In today’s data-driven world, how you store, manage, and access your data determines the speed of insights, the cost of infrastructure, and the resilience of your operations. CrateDB’s storage architecture is built from the ground up to deliver real-time performance, high throughput ingestion, and efficient data retention, whether you’re running telemetry at the edge, logs in a data centre, or analytics in the cloud.

Behind the scenes, CrateDB combines columnar + row storage, automatic sharding & partitioning, replication & backup, and features such as compression and data-tiering, to give you full control over data volume, access speed, and cost. This unified storage layer empowers you to scale your analytics without sacrificing operational simplicity or performance.

Columnar & row-based storage

CrateDB uses a hybrid storage engine that supports both row-oriented and column-oriented data layouts.

Row storage is optimized for fast inserts and transactional workloads.
Columnar storage delivers high-performance aggregations and analytical queries.

CrateDB automatically leverages the right structure for your workload, combining ingestion speed with analytical power.

Sharding

To scale horizontally, CrateDB divides each table into multiple shards, distributing them across cluster nodes.
This design enables:

Parallel query execution and data ingestion.
Automatic load balancing and fault isolation.
Seamless scalability: simply add nodes to increase capacity.

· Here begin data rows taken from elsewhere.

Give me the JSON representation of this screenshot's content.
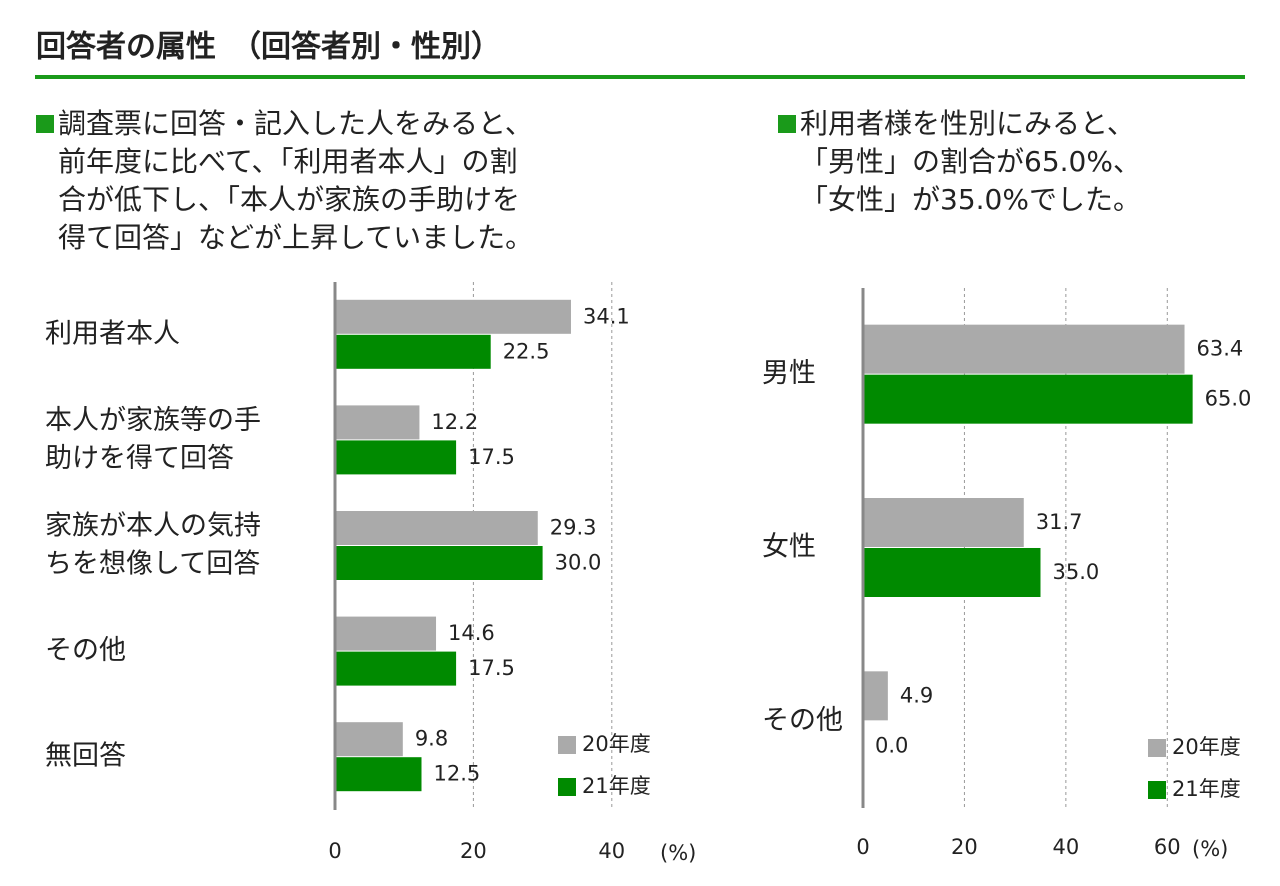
{
  "header": {
    "title": "回答者の属性　（回答者別・性別）"
  },
  "chart_data": [
    {
      "type": "hbar",
      "description": [
        "調査票に回答・記入した人をみると、",
        "前年度に比べて、「利用者本人」の割",
        "合が低下し、「本人が家族の手助けを",
        "得て回答」などが上昇していました。"
      ],
      "categories": [
        [
          "利用者本人"
        ],
        [
          "本人が家族等の手",
          "助けを得て回答"
        ],
        [
          "家族が本人の気持",
          "ちを想像して回答"
        ],
        [
          "その他"
        ],
        [
          "無回答"
        ]
      ],
      "series": [
        {
          "name": "20年度",
          "color": "#aaaaaa",
          "values": [
            34.1,
            12.2,
            29.3,
            14.6,
            9.8
          ],
          "value_labels": [
            "34.1",
            "12.2",
            "29.3",
            "14.6",
            "9.8"
          ]
        },
        {
          "name": "21年度",
          "color": "#008a00",
          "values": [
            22.5,
            17.5,
            30.0,
            17.5,
            12.5
          ],
          "value_labels": [
            "22.5",
            "17.5",
            "30.0",
            "17.5",
            "12.5"
          ]
        }
      ],
      "xlim": [
        0,
        50
      ],
      "xticks": [
        0,
        20,
        40
      ],
      "xlabel": "(%)",
      "grid": true
    },
    {
      "type": "hbar",
      "description": [
        "利用者様を性別にみると、",
        "「男性」の割合が65.0%、",
        "「女性」が35.0%でした。"
      ],
      "categories": [
        [
          "男性"
        ],
        [
          "女性"
        ],
        [
          "その他"
        ]
      ],
      "series": [
        {
          "name": "20年度",
          "color": "#aaaaaa",
          "values": [
            63.4,
            31.7,
            4.9
          ],
          "value_labels": [
            "63.4",
            "31.7",
            "4.9"
          ]
        },
        {
          "name": "21年度",
          "color": "#008a00",
          "values": [
            65.0,
            35.0,
            0.0
          ],
          "value_labels": [
            "65.0",
            "35.0",
            "0.0"
          ]
        }
      ],
      "xlim": [
        0,
        70
      ],
      "xticks": [
        0,
        20,
        40,
        60
      ],
      "xlabel": "(%)",
      "grid": true
    }
  ]
}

Sharding happens automatically, but you retain full control over shard count and allocation for advanced tuning.

Partitioning

Partitioning allows you to organize large tables based on time or value, improving manageability and performance.

Efficiently drop or archive old partitions to optimize retention.
Improve query performance on time-filtered datasets.
Enable data tiering by assigning partitions to different storage classes.

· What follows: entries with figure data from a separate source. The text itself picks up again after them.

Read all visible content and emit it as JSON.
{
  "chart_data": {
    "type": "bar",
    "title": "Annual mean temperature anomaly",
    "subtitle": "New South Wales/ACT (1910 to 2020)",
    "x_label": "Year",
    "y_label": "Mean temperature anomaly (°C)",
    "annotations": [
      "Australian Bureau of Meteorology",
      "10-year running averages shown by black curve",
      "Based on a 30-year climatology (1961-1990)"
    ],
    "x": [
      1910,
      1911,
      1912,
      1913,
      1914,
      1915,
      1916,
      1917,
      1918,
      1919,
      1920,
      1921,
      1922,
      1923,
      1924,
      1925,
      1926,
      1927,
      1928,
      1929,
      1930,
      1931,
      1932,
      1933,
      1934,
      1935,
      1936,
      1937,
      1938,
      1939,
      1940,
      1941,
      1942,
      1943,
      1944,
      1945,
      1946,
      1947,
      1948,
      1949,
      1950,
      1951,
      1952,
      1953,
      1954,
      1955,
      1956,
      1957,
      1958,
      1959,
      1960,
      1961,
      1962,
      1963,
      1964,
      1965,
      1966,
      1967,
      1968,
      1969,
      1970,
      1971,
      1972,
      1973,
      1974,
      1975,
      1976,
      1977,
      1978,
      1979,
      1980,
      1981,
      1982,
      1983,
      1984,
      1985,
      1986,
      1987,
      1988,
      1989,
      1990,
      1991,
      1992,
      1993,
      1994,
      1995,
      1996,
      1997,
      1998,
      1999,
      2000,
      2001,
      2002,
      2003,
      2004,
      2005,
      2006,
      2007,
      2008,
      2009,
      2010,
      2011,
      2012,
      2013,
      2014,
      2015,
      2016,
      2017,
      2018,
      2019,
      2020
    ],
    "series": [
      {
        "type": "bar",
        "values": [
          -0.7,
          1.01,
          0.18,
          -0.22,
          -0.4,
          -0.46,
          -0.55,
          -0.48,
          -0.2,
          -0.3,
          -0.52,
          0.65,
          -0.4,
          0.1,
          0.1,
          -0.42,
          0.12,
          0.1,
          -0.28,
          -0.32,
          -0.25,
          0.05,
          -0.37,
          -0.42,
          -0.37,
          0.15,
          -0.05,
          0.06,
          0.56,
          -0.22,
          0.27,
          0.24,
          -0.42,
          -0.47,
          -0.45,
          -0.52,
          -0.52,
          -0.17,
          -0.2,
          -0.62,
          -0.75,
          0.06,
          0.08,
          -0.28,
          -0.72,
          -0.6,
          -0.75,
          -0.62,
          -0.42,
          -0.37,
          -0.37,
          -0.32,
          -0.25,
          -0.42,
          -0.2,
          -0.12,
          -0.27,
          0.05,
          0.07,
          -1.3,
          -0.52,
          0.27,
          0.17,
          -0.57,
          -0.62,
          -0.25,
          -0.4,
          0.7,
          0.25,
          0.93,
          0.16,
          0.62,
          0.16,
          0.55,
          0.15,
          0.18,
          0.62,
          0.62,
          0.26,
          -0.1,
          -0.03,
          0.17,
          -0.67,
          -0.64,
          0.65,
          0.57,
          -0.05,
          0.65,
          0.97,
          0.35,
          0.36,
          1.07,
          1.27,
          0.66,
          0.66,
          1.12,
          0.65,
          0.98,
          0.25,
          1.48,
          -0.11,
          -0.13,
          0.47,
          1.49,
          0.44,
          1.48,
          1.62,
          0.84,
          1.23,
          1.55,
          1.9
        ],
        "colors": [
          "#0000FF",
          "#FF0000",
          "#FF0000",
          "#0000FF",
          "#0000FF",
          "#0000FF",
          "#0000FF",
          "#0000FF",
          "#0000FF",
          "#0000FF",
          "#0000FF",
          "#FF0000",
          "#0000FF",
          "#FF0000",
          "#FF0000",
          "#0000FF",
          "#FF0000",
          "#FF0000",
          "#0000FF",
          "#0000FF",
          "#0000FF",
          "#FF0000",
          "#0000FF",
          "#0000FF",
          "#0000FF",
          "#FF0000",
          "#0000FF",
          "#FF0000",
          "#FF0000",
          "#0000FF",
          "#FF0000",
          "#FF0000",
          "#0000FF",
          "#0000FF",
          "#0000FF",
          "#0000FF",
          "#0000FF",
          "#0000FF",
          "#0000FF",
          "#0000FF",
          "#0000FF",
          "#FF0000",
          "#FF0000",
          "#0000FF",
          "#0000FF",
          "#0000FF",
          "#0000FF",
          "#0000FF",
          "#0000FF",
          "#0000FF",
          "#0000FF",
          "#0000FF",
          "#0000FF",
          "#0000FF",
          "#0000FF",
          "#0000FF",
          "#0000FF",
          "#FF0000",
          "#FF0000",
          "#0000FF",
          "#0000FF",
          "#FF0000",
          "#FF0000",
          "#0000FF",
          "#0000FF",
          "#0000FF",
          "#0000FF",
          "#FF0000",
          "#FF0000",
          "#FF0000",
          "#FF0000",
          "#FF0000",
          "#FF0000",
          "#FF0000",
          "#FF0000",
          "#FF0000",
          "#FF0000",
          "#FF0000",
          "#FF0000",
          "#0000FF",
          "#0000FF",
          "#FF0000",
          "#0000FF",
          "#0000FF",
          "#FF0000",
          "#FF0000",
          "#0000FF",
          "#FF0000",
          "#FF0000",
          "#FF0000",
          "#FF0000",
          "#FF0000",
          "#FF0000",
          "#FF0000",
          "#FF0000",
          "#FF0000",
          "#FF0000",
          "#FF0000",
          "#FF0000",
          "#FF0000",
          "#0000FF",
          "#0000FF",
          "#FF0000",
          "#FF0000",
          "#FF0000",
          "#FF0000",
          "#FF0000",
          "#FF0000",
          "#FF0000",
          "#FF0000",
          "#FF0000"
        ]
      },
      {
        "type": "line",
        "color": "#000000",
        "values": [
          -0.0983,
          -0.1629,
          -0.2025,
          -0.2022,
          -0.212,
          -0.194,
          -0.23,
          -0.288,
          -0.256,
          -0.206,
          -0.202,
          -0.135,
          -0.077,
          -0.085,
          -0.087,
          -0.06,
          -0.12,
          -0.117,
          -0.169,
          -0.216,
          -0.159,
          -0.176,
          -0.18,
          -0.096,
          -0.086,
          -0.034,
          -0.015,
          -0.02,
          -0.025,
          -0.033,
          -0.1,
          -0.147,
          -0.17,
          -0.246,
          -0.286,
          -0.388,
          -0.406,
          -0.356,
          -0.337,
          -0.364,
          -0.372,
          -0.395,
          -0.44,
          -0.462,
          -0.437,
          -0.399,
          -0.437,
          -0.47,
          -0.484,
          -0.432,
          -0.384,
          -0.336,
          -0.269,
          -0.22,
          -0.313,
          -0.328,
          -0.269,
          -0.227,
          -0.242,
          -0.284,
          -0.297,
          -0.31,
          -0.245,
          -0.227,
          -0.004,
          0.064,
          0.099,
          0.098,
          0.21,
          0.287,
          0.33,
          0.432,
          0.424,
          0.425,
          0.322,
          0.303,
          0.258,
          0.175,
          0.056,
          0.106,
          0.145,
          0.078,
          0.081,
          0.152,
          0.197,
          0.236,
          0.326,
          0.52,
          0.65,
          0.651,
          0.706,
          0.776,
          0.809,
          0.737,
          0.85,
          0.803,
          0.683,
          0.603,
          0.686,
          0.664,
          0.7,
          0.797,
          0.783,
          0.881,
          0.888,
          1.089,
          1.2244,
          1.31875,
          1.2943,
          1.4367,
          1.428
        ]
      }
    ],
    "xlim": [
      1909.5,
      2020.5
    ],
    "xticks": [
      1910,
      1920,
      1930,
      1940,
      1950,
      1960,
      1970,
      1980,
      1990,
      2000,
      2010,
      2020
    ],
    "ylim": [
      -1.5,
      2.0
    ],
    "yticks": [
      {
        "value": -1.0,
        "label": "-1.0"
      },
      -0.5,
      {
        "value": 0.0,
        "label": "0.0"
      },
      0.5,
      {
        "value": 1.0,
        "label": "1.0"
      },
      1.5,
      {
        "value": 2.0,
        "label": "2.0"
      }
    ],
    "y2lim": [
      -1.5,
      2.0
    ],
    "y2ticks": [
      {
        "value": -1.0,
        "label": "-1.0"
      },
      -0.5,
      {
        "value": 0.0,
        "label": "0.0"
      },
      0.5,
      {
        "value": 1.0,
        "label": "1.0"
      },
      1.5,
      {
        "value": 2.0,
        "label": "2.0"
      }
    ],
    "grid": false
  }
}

CrateDB makes partitioning simple and transparent, ensuring you can manage data lifecycles at scale.

Replication

CrateDB protects your data through replication, maintaining multiple copies across nodes for high availability and fault tolerance.

If a node fails, another replica immediately takes over, ensuring no data loss and uninterrupted analytics. Replication also supports maintenance operations and upgrades without downtime.

Compression

CrateDB’s built-in columnar compression minimizes disk space while improving I/O efficiency, allowing you to store more data without performance trade-offs.
Compression happens automatically, enabling you to reduce costs and query faster, even with massive, long-term datasets.

Consistency & durability

CrateDB enforces strong atomicity, consistency, and durability principles while offering eventual consistency for distributed search operations, optimizing both reliability and speed.

Every write operation is atomic at the row level, ensuring that changes are either fully committed or rolled back.

Data is persisted through write-ahead logging and replicated for durability across nodes.

Data tiering

Not all data needs to live in the same storage class. With Hot, Warm, and Cold tiers, CrateDB enables you to balance cost, performance, and retention.

Keep frequently accessed data in the Hot tier for instant queries, move older data to Warm or Cold tiers, and still query all of it using standard SQL.

Backup & restore

CrateDB’s snapshot-based backup system protects your data from loss or corruption.
You can create incremental backups, store them locally or in cloud repositories, and restore entire clusters, tables, or partitions in seconds.

This ensures compliance with retention policies and keeps business continuity simple and reliable.

Why it matters

Real-time analytics at any scale: Handle continuous ingestion and complex queries without latency.
Resilient by design: Built-in replication, durability, and backup guarantee uptime and recoverability.
Cost-efficient growth: Compression and data tiering reduce infrastructure costs without losing access to historical data.
Operational simplicity: A single, unified storage engine eliminates the complexity of managing multiple systems or manual optimizations.